The number of interactions, genes, novel genes and disease genes in the complete and core human interaction networks
| Network | Interactions | Genes | Novel genes | Disease genes |
| Complete | 71,496 | 6,231 | 1,482 | 448 |
| Core | 11,487 | 3,872 | 864 | 292 |
The complete network consists of all human protein interactions predicted by model organism protein-interaction datasets. The core network consists of all the human interactions predicted by the high-confidence subsets of each interaction network (see Materials and methods). Novel genes are defined as those without GO annotations. Disease genes are defined by the OMIM database [25], available from Ensembl [16].

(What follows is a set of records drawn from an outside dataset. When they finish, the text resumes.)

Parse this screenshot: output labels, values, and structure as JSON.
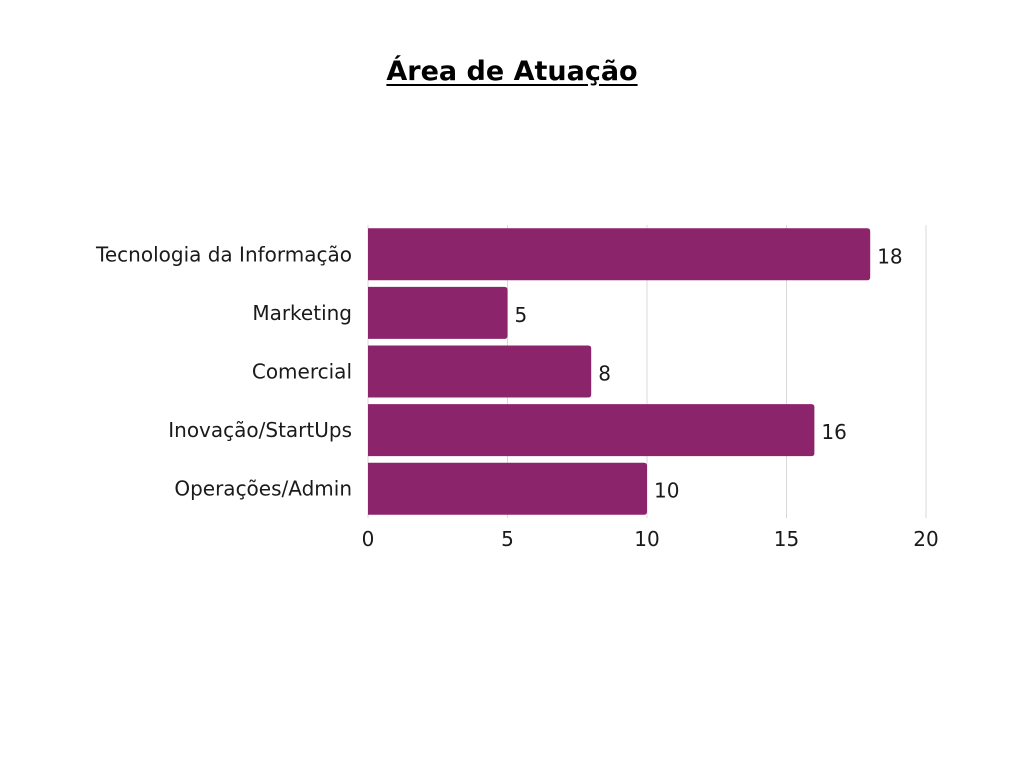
{
  "chart_data": {
    "type": "bar",
    "orientation": "horizontal",
    "title": "Área de Atuação",
    "categories": [
      "Tecnologia da Informação",
      "Marketing",
      "Comercial",
      "Inovação/StartUps",
      "Operações/Admin"
    ],
    "values": [
      18,
      5,
      8,
      16,
      10
    ],
    "xlim": [
      0,
      20
    ],
    "xticks": [
      "0",
      "5",
      "10",
      "15",
      "20"
    ],
    "xlabel": "",
    "ylabel": "",
    "grid": "vertical",
    "legend": "none",
    "bar_color": "#8b246b",
    "data_labels": true
  }
}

The approximate accuracy and coverage of GO terms predicted by the core and complete interaction networks
| Number of interactors with GO term | Core data | Complete data | ||
| Accuracy | Coverage | Accuracy | Coverage | |
| 1+ | 8 | 26 | 3 | 35 |
| 2+ | 22 | 11 | 8 | 19 |
| 3+ | 30 | 7 | 11 | 14 |
| 4+ | 36 | 5 | 15 | 11 |
| 5+ | 42 | 4 | 18 | 8 |
| 6+ | 45 | 3 | 20 | 7 |
The approximate accuracy and coverage of GO term predictions were calculated for every gene in the core or complete interaction networks with at least one known GO term. The GO terms of a gene are predicted using the GO terms of any of its interaction partners (1+), or GO terms shared by at least two to six of its interaction partners (2+ to 6+). Accuracy is calculated as the number of correctly predicted GO terms divided by the total number of predicted GO terms. Coverage is calculated as the number of correctly predicted GO terms divided by the total number of known GO terms associated with each gene. These values are similar for GO annotations at different levels of the GO hierarchy (see Additional data file 3).

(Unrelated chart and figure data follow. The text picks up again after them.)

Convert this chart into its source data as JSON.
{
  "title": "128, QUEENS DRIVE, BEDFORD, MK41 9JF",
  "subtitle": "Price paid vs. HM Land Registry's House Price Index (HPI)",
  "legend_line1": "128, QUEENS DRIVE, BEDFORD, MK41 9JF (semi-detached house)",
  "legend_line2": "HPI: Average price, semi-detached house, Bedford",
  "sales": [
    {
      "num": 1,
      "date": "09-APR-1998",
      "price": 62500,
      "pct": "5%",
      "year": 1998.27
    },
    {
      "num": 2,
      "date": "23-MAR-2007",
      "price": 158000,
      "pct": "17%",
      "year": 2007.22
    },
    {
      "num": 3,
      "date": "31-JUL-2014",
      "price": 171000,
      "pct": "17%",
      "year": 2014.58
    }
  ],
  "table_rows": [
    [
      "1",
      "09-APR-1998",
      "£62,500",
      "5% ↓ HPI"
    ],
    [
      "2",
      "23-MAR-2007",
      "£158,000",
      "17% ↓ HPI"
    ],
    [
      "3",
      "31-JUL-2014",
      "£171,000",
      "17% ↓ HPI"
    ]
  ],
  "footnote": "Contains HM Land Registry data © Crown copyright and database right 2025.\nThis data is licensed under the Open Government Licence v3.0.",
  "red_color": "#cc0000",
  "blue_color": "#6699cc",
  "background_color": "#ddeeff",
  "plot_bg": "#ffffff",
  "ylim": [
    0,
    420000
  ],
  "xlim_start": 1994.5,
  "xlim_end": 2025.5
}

Sources of model organism protein-interaction data
| Dataset | Interactions | Type | Reference | URL |
| Fly | 20,020 | Two-hybrid | [5] | [26] |
| Worm | 4,605 | Two-hybrid | [6] | [27] |
| Yeast | 78,391 | Total | [11] | [11] |
| 5,125 | Two-hybrid | |||
| 49,313 | Complex purification | |||
| 886 | Genetic | |||
| 23,844 (23,399) |
The table lists the total number of interactions contained in each model organism dataset, together with the method used to identify interactions, the publication reference, and the website (URL) from which the interaction dataset was obtained. For each dataset, the non-redundant number of unique interactions between unambiguously identified proteins is shown. For the yeast interactions, the total number of interactions is shown, as well as the number of interactions identified using each detection method. In silico only are interactions only predicted by in silico methods without any confirmation from the experimental datasets.